Interrogé sur l’éventuel échange d’un projet d’accord précis, Al Ansari s’est gardé de confirmer qu’un document complet était sur la table.

"Dans ce type de processus, des projets de texte circulent en permanence", a-t-il expliqué.

"Je ne commenterai aucun projet spécifique, mais je peux vous dire qu’un texte a été rédigé sur un possible accord et qu’il circule entre les parties."

Hormuz : la libre navigation devient la priorité

La médiation vise désormais en priorité à obtenir un accord de court terme "qui permettrait de relancer les discussions directes", l’objectif principal étant la réouverture du détroit d’Ormuz.

"Notre priorité, pour l’instant, est d’éviter une escalade, de rouvrir le détroit et de rouvrir la voie à la diplomatie entre les parties", a déclaré Al Ansari.

"Ce que nous ne voulons pas voir actuellement, c’est une escalade majeure dans notre région, et les événements vont dans la direction opposée", a ajouté le responsable du ministère des Affaires étrangères.

Trump a indiqué que la première phase d’un accord permettrait de rouvrir immédiatement Ormuz, tandis qu’une deuxième phase traiterait du programme nucléaire iranien.

Le trafic maritime a été fortement perturbé par des restrictions et des attaques contre des navires commerciaux.
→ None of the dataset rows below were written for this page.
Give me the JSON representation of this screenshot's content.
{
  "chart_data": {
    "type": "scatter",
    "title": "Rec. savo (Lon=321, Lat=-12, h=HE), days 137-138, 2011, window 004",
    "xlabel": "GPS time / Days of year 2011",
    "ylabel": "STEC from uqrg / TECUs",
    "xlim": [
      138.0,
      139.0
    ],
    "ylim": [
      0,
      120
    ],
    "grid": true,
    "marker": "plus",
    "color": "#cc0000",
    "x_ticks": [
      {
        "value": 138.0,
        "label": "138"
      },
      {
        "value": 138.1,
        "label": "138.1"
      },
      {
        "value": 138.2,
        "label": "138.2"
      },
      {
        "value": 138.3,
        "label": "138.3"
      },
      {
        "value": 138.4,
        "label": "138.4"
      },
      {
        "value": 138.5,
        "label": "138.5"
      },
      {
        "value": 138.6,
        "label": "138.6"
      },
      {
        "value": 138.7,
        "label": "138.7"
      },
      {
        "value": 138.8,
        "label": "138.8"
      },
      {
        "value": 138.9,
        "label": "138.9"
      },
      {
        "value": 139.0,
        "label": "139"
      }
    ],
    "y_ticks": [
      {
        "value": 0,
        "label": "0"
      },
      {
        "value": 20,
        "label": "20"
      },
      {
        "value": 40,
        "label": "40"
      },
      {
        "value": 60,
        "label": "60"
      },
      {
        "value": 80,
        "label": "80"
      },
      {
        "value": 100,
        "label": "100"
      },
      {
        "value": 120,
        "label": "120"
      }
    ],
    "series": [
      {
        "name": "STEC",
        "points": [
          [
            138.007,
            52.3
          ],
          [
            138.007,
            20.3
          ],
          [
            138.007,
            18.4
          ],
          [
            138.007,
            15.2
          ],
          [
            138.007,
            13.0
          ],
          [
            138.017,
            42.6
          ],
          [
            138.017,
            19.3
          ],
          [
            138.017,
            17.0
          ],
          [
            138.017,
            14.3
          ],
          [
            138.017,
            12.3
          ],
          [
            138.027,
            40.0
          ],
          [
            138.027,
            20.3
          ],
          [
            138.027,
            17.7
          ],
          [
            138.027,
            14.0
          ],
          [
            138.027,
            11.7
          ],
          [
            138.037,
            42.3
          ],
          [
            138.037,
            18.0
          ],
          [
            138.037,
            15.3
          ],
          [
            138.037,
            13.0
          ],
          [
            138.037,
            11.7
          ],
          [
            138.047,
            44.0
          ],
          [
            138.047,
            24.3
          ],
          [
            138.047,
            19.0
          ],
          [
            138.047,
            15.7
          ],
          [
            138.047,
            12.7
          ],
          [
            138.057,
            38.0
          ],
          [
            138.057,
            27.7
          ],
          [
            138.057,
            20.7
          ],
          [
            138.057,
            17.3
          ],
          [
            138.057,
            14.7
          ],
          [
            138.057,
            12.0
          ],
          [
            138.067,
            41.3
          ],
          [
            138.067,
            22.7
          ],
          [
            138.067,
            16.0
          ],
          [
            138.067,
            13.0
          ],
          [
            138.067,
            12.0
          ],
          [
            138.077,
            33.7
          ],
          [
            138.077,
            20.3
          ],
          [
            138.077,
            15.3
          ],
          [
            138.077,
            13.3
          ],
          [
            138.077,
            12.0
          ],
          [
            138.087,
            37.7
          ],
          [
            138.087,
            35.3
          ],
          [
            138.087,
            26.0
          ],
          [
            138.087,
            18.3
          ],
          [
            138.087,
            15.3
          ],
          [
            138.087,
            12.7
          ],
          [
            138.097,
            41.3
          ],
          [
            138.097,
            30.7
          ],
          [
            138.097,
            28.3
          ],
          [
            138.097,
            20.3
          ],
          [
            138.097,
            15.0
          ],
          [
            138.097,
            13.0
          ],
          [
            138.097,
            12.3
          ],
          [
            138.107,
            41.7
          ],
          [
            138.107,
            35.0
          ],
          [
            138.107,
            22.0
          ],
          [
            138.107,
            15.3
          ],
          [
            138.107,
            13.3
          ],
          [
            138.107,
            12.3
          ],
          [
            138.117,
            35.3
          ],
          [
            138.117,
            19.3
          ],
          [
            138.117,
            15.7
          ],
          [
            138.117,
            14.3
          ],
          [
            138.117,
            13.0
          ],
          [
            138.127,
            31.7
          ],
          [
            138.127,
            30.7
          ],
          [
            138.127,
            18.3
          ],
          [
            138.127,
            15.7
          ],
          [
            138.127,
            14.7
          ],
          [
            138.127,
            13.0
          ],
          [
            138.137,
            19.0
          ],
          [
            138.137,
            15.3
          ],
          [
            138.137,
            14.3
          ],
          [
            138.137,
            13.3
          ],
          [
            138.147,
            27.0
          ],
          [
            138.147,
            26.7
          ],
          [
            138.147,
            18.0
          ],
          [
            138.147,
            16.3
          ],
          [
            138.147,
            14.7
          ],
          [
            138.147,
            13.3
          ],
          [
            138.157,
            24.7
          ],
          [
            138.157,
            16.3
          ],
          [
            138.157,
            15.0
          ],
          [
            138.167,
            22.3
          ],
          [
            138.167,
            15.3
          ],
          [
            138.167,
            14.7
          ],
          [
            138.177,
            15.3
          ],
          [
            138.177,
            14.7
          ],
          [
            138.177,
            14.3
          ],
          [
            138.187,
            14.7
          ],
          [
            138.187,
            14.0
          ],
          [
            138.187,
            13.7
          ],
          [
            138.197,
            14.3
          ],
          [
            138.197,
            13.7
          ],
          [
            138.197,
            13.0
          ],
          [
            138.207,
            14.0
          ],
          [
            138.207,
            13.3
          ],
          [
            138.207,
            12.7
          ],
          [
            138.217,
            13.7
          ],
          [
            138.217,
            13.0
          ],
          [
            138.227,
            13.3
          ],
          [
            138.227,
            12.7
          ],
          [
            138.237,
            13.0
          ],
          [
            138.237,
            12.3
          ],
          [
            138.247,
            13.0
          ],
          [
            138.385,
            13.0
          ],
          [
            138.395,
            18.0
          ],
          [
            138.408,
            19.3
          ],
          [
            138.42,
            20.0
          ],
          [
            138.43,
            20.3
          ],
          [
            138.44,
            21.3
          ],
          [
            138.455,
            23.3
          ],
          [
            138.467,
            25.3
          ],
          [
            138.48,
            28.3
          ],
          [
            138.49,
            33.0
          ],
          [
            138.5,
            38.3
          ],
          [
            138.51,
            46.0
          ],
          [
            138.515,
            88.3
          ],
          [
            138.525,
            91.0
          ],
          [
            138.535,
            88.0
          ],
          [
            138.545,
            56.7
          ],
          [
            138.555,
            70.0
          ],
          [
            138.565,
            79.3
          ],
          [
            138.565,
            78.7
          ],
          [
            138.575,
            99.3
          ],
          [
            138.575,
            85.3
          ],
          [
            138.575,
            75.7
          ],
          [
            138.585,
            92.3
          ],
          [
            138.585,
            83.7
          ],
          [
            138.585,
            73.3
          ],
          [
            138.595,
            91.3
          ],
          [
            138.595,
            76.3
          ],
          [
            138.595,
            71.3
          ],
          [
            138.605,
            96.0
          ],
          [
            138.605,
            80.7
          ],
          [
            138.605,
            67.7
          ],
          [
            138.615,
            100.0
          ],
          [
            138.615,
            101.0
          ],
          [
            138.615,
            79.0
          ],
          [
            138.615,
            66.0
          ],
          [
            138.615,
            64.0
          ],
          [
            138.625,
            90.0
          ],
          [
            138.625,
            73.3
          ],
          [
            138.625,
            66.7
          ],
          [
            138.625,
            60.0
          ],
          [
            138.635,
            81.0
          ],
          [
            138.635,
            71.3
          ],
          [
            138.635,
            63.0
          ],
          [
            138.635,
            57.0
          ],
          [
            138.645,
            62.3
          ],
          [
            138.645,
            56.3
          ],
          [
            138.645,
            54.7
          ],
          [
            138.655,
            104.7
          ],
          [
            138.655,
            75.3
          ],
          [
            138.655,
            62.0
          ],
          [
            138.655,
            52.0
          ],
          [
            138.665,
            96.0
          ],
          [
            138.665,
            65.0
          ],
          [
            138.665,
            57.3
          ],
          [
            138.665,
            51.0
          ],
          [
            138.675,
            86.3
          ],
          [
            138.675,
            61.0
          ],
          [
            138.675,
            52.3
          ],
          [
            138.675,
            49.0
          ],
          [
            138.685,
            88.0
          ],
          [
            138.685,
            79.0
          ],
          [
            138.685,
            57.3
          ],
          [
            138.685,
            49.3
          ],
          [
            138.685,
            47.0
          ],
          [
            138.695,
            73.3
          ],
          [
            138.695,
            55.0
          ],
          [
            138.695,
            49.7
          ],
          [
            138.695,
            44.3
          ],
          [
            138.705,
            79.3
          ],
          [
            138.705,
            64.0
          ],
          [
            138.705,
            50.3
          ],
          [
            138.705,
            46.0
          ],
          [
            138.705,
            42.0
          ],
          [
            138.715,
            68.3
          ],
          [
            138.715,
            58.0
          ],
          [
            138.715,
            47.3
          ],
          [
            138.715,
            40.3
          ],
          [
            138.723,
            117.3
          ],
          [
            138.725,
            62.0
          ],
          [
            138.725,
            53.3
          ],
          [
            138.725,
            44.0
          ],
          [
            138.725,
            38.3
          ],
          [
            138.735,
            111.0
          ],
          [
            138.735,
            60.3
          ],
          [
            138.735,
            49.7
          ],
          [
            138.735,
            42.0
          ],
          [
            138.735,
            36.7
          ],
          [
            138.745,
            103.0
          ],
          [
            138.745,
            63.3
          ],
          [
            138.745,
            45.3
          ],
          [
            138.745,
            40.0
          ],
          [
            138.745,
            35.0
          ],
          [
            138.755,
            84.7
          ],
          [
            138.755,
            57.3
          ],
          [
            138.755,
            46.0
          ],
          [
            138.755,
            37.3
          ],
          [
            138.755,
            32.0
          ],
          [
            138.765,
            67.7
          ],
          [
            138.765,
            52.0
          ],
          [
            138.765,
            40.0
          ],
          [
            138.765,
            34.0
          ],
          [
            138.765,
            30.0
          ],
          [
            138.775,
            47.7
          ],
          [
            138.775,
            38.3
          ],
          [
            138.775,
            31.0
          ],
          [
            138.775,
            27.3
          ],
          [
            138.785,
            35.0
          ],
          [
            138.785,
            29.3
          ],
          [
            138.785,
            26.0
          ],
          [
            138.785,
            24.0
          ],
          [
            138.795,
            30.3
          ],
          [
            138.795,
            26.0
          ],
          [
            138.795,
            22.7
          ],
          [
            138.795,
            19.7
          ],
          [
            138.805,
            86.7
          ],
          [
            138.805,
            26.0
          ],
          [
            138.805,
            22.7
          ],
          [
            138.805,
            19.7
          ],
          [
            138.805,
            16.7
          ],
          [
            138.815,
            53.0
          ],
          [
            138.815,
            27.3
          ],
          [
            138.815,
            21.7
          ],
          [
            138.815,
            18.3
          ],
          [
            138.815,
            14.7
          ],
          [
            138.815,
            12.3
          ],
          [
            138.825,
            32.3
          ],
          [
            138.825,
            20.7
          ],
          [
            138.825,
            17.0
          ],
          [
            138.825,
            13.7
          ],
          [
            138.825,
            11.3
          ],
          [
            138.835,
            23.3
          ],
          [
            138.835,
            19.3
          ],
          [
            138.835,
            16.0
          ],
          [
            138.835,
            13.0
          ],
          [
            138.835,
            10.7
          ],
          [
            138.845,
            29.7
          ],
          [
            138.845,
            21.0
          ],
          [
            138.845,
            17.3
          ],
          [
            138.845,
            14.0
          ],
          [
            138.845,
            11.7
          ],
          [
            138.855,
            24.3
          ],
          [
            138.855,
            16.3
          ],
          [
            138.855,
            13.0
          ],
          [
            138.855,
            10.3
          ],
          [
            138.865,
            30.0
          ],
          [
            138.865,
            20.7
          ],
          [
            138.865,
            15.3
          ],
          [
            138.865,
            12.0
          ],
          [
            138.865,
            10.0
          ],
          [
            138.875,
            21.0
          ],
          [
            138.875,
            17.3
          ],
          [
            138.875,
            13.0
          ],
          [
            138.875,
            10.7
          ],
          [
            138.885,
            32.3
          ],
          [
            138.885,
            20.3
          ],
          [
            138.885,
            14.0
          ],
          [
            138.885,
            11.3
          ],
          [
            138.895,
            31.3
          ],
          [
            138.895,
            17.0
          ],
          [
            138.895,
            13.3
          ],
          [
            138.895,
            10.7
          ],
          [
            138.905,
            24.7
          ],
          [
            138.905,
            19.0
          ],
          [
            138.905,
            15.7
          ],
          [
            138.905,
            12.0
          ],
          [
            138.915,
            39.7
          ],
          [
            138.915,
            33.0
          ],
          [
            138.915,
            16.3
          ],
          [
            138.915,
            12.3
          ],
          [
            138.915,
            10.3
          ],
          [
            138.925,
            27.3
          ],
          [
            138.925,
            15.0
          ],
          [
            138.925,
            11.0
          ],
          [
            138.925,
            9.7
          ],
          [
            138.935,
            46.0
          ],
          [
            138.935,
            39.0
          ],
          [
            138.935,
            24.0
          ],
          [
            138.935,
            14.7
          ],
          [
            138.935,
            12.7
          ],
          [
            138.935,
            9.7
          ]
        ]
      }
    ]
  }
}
Un cargo a signalé avoir été touché par un projectile non identifié au large d’Oman tôt mardi, selon l’agence britannique UK Maritime Trade Operations.

Al Ansari a indiqué que la priorité du Qatar était de rétablir la liberté de navigation et d’empêcher que le détroit soit utilisé comme moyen de pression politique.

"Nous ne pouvons accepter aucun changement du statu quo en vigueur", a-t-il déclaré. "Nous recherchons une solution diplomatique qui permette à tous d’utiliser le détroit d’Ormuz comme ils l’ont toujours fait."

Il a ajouté que tout futur dispositif de gestion du détroit, y compris d’éventuels mécanismes financiers, devrait respecter le droit international et être approuvé à l’échelle de la région.

"Il doit être élaboré en coordination avec l’ensemble des pays de la région, et non avec un ou deux d’entre eux seulement", a-t-il précisé.

Al Ansari a ajouté que cette voie maritime ne devait plus jamais être utilisée comme "un outil de chantage politique ou diplomatique, ni comme moyen de pression contre quelque acteur régional ou international que ce soit".

Le Qatar soutiendrait un nouveau dispositif de gestion si les pays de toute la région y parvenaient à un accord, a-t-il ajouté.

Gaza : le Qatar appelle à faire pression sur Israël

Par ailleurs, Al Ansari a demandé que des pressions internationales soient exercées sur Israël pour mettre en œuvre la feuille de route pour Gaza, affirmant que le Hamas et la partie palestinienne avaient respecté ce qui avait été convenu.

Cette feuille de route détaille les étapes que doivent suivre Israël et le Hamas dans le cadre d’un plan plus large visant à mettre fin à la guerre et à engager la reconstruction et le redressement de Gaza.

"Du côté du Hamas et du côté palestinien, nous avons constaté le respect de tous les points convenus dans la feuille de route", a-t-il indiqué. "L’attente, c’est qu’Israël fasse de même."

Al Ansari a appelé la communauté internationale à pousser Israël à appliquer intégralement le plan.

"Nous implorons la communauté internationale d’exercer les bonnes pressions sur Israël pour qu’il mette en œuvre ce plan", a-t-il déclaré.

Il a également appelé Israël à se retirer de Gaza et des autres territoires occupés.

"Nous estimons qu’Israël devrait se retirer de toutes les terres qu’il occupe, conformément au droit international", a déclaré Al Ansari. "Cette occupation ne peut être justifiée par aucune situation sécuritaire, passée ou présente."

Al Ansari a affirmé qu’une application complète de la feuille de route pourrait placer la région sur la voie de la paix et offrir à la population de Gaza un répit après plus de deux ans de bombardements et de souffrances humanitaires.